Hi Janetbender, I’m Kelly.
I am sorry to hear of the
essential Thrombocytosis. Blood cancer, correct? Covid has been awful for many of us. If you don’t mind me asking, what were your symptoms and what type of Dr diagnosed it? I have seen a few people mention POTS as well. My cardiologist, on my first visit to her, said POTS and handed me a piece of paper with info on it about POTS, and was done with me. I fired her then and there. She never even tested me. My heart rate is raised from any type of movement. Even showering. I’m fighting to get any true diagnosis besides long Covid. Treating me for ME (like fibromyalgia) with new drugs. Take 18 medications now from long Covid. Do they have you on all kinds of meds? Is the Fludrocortisone for Congenital adrenal hyperplasia? I am wanting to compile a list of diagnoses from people to get an idea if any are a like or a pattern. I’m in limbo. I have all symptoms leading to CHF (congestive heart failure) but my tests say differently. Or possibly PH (pulmonary hypertension) but I’m on low end so the true test there is right heart cath. Now thinking Cushings Syndrome and waiting for an Endocrinologist appointment my new cardiologist is sending me too. Meanwhile I get worse with no reasoning for it. Trying to see what others are experiencing. All chime in. Want to try and see what others experience.

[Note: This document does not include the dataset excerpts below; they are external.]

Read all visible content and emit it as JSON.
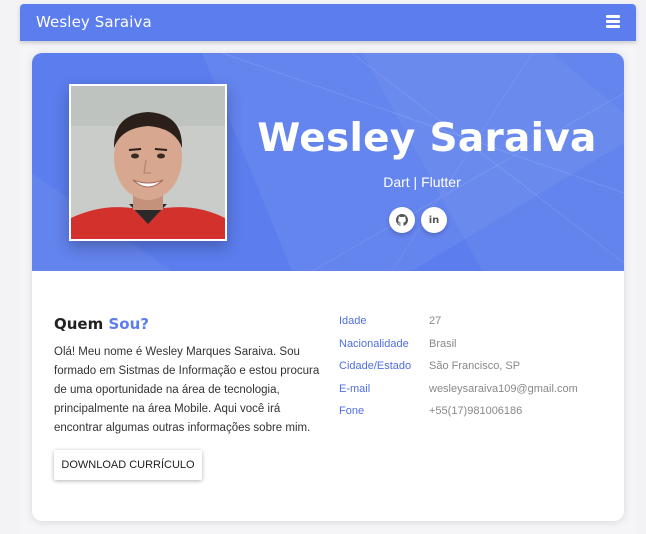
{
  "navbar": {
    "brand": "Wesley Saraiva",
    "menu_icon": "hamburger-menu-icon"
  },
  "colors": {
    "accent": "#5b7ded",
    "label": "#4f6ee0",
    "value": "#888888"
  },
  "hero": {
    "name": "Wesley Saraiva",
    "subtitle": "Dart | Flutter",
    "social": [
      {
        "name": "github",
        "icon": "github-icon"
      },
      {
        "name": "linkedin",
        "icon": "linkedin-icon",
        "text": "in"
      }
    ]
  },
  "about": {
    "title_prefix": "Quem",
    "title_accent": "Sou?",
    "lines": [
      "Olá! Meu nome é Wesley Marques Saraiva. Sou",
      "formado em Sistmas de Informação e estou procura",
      "de uma oportunidade na área de tecnologia,",
      "principalmente na área Mobile. Aqui você irá",
      "encontrar algumas outras informações sobre mim."
    ],
    "download_label": "DOWNLOAD CURRÍCULO"
  },
  "info": [
    {
      "label": "Idade",
      "value": "27"
    },
    {
      "label": "Nacionalidade",
      "value": "Brasil"
    },
    {
      "label": "Cidade/Estado",
      "value": "São Francisco, SP"
    },
    {
      "label": "E-mail",
      "value": "wesleysaraiva109@gmail.com"
    },
    {
      "label": "Fone",
      "value": "+55(17)981006186"
    }
  ]
}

I’ve had pots for a very long time. Fludrocortisone helps push my pressure quickly but I need a beta blocker for my heart rate. Unfortunately, after covid my beta blocker stopped working effectively and I’ve yet to find a med that helps the extreme Brady/tachy. I’m very well researched in pots though if you need any advice. I’m happy to help. Not everyone is as hard as me with stubborn symptom mgmt.